Value of Volunteering To Jobseekers In Search For Paid Employment
New research from Indeed and Team London, the Mayor of London’s volunteering initiative, reveals the big mismatch between jobseeker and employer attitudes to volunteering. With two thirds of business leaders hailing the importance of volunteering experience in a prospective employee, the research reveals that of the 54% individuals in the UK who have volunteered, just under a third (31%) have included this experience on their CV.
Amongst those who have chosen not to include this experience on a CV, one in five say they don’t think the volunteering experience gained is relevant, a further 20% hadn’t considered it as something that might help in their job search and 18% say they don’t understand how skills learned through volunteering can be used in paid work.
By contrast, the top four skills that employers value from volunteering experience, include: teamwork (73%),confidence (73%), communication skills (71%) and self-motivation (68%).
A disconnect between theory and practice
Despite the positive response from decision-makers, the report reveals that just 45% of employers say that their business recognises volunteering experience in recruitment practices – though this rises significantly to 60% amongst larger businesses with over 250 employees, and most notably within the medical and health services industry (65%).
It is clear that volunteering experience comes into sharper focus after the initial application phase, once a candidate is selected for interview.

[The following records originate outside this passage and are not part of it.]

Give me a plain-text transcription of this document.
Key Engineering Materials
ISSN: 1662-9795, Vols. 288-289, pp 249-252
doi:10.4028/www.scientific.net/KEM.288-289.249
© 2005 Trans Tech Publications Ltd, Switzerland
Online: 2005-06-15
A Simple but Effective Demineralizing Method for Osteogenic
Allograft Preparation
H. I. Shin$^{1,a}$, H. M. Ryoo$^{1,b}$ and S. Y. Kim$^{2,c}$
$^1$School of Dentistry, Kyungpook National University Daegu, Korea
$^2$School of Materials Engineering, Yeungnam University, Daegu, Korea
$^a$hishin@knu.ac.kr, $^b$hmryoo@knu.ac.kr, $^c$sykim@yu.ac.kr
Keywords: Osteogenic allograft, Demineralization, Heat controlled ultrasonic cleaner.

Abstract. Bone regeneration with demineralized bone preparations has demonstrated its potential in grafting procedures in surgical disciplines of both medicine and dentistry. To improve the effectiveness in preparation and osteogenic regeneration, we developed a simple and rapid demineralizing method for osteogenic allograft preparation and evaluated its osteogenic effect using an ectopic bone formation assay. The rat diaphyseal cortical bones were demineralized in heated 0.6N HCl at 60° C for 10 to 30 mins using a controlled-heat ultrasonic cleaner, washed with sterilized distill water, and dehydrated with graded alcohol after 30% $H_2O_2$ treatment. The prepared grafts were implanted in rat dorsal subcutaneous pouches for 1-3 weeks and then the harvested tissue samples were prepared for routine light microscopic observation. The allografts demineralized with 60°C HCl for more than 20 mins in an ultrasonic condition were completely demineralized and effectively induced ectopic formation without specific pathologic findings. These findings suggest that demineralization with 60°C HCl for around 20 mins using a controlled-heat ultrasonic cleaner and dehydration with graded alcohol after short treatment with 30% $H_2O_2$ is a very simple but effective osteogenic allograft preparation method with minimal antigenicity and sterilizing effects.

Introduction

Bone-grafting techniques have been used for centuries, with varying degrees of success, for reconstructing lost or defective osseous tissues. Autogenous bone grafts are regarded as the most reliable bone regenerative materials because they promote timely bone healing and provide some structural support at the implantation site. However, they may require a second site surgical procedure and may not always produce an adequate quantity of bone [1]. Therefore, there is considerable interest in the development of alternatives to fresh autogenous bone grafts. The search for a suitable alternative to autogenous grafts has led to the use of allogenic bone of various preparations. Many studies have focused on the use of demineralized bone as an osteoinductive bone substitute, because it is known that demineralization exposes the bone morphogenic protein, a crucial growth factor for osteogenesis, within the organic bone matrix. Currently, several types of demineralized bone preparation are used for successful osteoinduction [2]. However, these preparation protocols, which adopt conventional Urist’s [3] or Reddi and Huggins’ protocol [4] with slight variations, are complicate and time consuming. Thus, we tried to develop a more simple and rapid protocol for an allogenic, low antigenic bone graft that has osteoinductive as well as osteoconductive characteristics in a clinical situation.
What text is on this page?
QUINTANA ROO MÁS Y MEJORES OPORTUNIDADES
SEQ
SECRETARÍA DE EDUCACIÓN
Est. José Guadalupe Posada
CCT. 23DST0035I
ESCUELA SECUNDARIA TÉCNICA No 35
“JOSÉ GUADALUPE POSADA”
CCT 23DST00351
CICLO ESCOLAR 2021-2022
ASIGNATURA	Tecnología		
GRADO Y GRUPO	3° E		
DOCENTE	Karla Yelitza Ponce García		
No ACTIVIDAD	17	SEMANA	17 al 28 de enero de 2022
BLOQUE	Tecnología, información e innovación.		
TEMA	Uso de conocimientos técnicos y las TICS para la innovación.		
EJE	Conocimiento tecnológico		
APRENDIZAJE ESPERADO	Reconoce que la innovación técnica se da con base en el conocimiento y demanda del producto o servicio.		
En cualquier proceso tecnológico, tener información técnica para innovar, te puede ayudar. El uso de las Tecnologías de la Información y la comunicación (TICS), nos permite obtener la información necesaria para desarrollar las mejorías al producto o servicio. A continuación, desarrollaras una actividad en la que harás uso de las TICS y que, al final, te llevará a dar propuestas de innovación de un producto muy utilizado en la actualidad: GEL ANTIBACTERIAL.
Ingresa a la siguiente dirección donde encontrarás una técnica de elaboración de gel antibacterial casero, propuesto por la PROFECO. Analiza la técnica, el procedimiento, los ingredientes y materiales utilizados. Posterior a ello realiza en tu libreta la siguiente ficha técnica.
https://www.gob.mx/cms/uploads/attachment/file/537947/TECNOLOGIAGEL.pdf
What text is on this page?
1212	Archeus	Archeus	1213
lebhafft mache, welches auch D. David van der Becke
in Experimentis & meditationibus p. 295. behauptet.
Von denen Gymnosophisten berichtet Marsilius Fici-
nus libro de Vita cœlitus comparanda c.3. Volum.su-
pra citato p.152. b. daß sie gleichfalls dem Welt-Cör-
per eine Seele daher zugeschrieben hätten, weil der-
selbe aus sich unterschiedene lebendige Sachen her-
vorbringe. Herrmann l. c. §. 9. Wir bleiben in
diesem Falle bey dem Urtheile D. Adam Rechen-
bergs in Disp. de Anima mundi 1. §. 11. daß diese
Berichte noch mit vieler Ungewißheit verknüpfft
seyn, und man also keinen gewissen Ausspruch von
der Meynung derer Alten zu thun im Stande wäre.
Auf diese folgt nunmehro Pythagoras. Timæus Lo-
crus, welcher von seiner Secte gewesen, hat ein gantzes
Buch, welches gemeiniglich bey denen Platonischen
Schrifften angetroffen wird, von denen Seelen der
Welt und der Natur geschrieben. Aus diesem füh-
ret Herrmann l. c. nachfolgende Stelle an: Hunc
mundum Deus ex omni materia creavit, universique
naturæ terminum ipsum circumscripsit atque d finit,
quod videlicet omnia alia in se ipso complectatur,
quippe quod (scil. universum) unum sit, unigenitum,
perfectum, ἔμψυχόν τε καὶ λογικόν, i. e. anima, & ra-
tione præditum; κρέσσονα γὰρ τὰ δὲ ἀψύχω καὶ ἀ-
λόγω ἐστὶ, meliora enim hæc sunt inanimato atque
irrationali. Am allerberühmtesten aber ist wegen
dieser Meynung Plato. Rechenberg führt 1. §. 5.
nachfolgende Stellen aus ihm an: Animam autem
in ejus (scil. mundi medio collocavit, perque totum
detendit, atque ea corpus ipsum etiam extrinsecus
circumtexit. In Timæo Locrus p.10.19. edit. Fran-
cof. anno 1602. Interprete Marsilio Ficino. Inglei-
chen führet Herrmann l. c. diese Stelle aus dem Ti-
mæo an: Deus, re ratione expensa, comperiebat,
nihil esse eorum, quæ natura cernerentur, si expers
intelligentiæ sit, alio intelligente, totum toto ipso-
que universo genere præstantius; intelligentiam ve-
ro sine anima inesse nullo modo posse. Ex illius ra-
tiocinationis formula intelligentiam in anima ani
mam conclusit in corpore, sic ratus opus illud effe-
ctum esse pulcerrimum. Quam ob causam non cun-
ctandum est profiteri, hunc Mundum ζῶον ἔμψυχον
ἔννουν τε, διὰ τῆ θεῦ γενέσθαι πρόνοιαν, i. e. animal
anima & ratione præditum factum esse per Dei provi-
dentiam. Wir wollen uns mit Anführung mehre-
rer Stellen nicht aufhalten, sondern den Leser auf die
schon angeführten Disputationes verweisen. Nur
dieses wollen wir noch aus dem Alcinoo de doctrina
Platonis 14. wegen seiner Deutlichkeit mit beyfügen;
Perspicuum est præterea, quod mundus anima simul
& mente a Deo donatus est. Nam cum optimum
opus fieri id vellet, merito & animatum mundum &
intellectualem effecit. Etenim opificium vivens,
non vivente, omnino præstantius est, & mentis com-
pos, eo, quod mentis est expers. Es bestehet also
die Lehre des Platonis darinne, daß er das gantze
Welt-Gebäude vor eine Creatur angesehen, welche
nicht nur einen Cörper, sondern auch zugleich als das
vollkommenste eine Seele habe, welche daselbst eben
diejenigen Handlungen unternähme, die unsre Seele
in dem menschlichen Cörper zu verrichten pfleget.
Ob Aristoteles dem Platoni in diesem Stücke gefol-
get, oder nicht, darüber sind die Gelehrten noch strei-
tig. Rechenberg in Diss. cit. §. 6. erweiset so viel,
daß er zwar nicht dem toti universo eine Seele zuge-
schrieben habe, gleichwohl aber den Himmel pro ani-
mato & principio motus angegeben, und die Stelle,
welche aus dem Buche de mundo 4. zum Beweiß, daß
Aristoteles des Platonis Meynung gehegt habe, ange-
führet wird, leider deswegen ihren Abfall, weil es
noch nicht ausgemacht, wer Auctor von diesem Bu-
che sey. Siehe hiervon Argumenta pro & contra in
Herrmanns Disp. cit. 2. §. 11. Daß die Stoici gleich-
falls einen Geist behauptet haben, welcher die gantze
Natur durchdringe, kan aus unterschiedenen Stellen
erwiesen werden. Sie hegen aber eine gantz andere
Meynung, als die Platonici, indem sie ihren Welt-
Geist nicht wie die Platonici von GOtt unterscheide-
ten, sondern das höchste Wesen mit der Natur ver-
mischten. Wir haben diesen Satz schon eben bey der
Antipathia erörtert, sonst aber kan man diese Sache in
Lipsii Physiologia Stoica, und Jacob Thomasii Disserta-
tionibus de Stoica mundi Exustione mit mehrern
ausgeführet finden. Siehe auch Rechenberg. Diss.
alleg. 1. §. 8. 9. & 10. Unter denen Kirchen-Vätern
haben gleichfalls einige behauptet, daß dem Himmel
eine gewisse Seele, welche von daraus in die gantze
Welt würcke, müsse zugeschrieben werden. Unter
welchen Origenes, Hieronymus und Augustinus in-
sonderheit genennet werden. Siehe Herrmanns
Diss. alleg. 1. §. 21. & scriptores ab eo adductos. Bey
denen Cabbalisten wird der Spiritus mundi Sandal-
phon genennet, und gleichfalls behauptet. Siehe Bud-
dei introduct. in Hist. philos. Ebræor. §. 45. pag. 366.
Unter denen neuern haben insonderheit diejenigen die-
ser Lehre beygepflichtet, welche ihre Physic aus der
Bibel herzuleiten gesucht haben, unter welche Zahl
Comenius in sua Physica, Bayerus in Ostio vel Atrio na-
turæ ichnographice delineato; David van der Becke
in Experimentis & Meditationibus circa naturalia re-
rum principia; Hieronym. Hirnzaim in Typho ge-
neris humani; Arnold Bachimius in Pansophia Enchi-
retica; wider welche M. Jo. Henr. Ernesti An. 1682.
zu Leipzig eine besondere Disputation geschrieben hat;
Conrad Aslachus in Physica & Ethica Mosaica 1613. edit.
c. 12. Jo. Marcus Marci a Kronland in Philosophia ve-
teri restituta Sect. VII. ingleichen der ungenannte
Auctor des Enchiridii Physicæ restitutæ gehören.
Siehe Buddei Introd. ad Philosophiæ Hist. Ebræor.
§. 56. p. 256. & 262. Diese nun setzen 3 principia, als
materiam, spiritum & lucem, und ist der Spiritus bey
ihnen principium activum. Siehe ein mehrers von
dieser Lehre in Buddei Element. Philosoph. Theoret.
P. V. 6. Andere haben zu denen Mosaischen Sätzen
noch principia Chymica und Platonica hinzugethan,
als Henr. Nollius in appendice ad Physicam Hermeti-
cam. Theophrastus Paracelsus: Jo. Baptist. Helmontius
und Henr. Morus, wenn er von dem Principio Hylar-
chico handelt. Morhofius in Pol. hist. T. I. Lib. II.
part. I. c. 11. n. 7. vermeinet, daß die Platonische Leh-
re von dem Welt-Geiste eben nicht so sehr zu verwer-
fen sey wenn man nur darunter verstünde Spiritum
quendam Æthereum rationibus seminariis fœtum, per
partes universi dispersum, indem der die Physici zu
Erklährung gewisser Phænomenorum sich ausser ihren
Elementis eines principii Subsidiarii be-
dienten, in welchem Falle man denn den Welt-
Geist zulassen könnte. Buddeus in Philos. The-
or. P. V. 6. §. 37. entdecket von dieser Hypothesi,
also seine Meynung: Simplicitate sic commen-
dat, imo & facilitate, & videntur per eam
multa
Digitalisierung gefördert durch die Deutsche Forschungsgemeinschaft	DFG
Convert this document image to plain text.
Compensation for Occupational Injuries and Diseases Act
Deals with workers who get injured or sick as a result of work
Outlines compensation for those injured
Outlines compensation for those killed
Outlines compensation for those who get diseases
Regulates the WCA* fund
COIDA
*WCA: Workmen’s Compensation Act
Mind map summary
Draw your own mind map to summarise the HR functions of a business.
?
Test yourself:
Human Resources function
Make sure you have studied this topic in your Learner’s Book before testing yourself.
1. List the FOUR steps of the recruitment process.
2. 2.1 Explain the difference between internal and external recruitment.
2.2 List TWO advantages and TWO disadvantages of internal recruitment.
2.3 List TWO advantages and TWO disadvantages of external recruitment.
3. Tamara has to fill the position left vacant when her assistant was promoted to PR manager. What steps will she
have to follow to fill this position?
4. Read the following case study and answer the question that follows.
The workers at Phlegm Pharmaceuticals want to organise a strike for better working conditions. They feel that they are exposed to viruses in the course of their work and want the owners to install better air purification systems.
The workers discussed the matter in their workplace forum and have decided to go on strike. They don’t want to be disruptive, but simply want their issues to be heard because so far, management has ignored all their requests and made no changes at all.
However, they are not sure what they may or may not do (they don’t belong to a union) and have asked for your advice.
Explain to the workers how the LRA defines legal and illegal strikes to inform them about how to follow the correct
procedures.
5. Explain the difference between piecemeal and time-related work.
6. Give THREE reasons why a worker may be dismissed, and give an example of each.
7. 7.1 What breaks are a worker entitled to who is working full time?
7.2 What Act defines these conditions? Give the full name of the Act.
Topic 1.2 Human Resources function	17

Although only 15% of businesses report that they actively search for volunteering experience on a CV, 41% say that they often ask a specific question about this when interviewing candidates. Just over half (51%) say they would consider volunteering experience as a deciding factor when choosing between two very similar candidates.
Employee volunteering – plugging the value gap
This enthusiasm for volunteering extends beyond the application stage with almost half (48%) of UK employers believing that it is important to offer their staff volunteering opportunities. However, only 21% of employers report that they use this as a means for staff development. This link is not clear for jobseekers either – just 12% agree that volunteering is relevant for workers looking to expand their skills or gain new experience.
Veronica Wadley, the Mayor of London’s Senior Advisor for Volunteering, said:
“Through Team London’s innovative programmes, more and more Londoners are now taking social action in their local area and an increasing numbers of businesses also understand the importance of volunteering as a route in to work. This ethos amongst the capital’s businesses is one of the key reasons that London has been named European Volunteering Capital. I urge job seekers to harness the value employers place in volunteering by using it to build their skills and to give themselves an edge over other prospective job candidates.”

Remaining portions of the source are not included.